August 11, 2010 § Leave a Comment
I haven’t seen the movie yet, but if your recent cinematic experiences include The Other Guys, and you stayed until the very end, you probably saw this sequence, about how wealthy people hunt starving little children in Bagladesh and trade them for yachts and pigmy giraffes.
Well, Josh Tyler at cinemablend.com, I can’t say whether or not the creators of this clip are trying to explain the economic collapse, as you say, but I can assure you that the information propaganda found therein has absolutely nothing to do with it. I don’t blame you—few people really understand what the heck happened to the U.S. financial system, and why we’re still in this mess. For you, and many others, I’ll try to put this into plain english.
The Housing Oops
For decades there has been a lot of talk about how home ownership is the key to the American Dream, and how we needed to open that opportunity to more people. To make a long story short, getting more people into homes meant reducing loan requirements. Of course, that comes with huge risks… risks that companies don’t take unless they want to go out of business. No one wants to give someone a loan they can’t pay back, right? Wrong. What’s the one entity who has a virtually endless money supply, and who can never go out of business? That’s right,… the Federal Government.
You’ve probably heard of Fannie Mae and Freddie Mac. They were created and financially backed by Congress. Over time, presidents and congresses pushed these companies to take on more and more “risky” mortgages, in the name of helping the poor. In order to compete, other mortgage companies started putting their neck on the line. This pushed up the demand for homes, which also pushed up prices. And with increased prices, came more building and more bad loans. An artificial cycle had been created, and people were trying to find ways to make money from it.
Wall Street bankers and investors were packaging bad loans together and selling them off. Sometimes the buyers were intentionally buying up the risky loans—after all, home prices were skyrocketing! But not everyone who had money in the game knew exactly what they were investing in. Millions of people were just throwing their money at the stock market, through IRAs, 401(k)s and the like. But while the getting was good, the market for homes and home loans—the good and the bad—looked like a safe bet.
By the time home builders realized that the rising prices and rising demand were artificial, it was too late. Home prices started falling fast. Like a one-two punch, people who couldn’t really afford their amazing new homes stopped making payments, and were forced into foreclosure. The result? A whole lot of banks with a whole lot of homes that were worth a whole lot less than they paid for them. Some of them went bankrupt and some got a bailout from the government. And anyone with any cash invested in housing and mortgages lost bigtime.
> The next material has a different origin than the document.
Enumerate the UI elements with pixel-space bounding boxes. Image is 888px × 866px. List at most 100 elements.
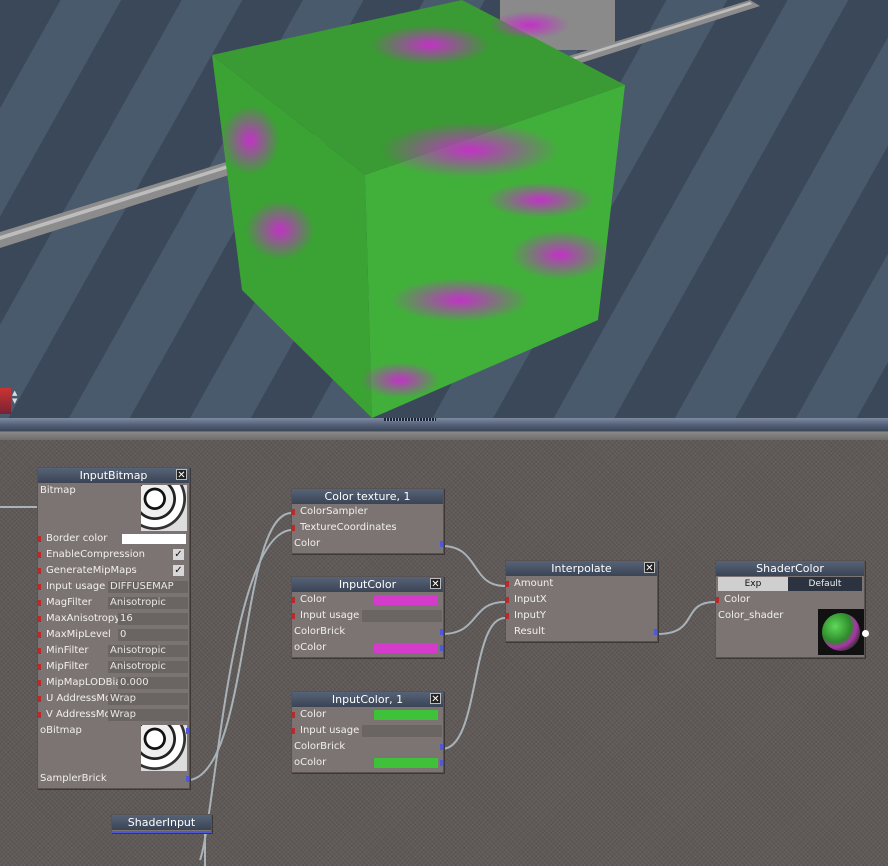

Banks failing left and right sent shock waves through the entire financial system, and even those who hadn’t lost money yet pulled out of the market, and stocks fell. That’s when most of us felt it. If you were a typical middle-class citizen with your own home and a decent retirement savings in your 401(k), you woke up one day to find that your net worth had decreased by 20%-30%. On top of that, you hear news of enormous bailouts, larger national debt, and higher taxes. You stop spending so much, reduced your charitable giving, and if you owned a business, you either let people go or stopped hiring.
With so much uncertainty hanging out there about our economic future—the stability of the system, how new federal regulations are going to effect our lives, and what types of new taxes are coming our way—the economy is extremely sluggish, and is spooked every time an oil rig explodes or a European country spends its way into bankruptcy. Companies are slow to open their budgets and investors are slow to open their wallets, so to use a really sophisticated economic phrase, there ain’t much goin’ on. And when there’s nothing to do, you’ve got unemployment.
Getting employment back is the key to kick-starting the economy, and I can almost guarantee the one single issue that will determine whether the groundhog sees its shadow: the Bush Tax Cuts. If Obama and the Congress decide to extend them, things will turn around very quickly. If they allow them to expire, it will be a slow and painful growth.
Brief Remarks on Government Spending
People talk about how the government can spend billions of dollars generating jobs. But where do we get the money for this? Isn’t it just someone else’s income? It’s just been zapped out of one part of the economy and dropped somewhere else! That money would’ve been spent giving a plumber, roofer or shoe salesman a job, and the person benefitting would pay the cost. Or perhaps it would be put into an investment account where it would’ve been accessed by companies who could use it to produce goods, generate wealth, and… create jobs. This reminds me of a children’s joke: “you’re so dumb that you sold your car for gas money!” Hmmm… isn’t half of our country demanding just that?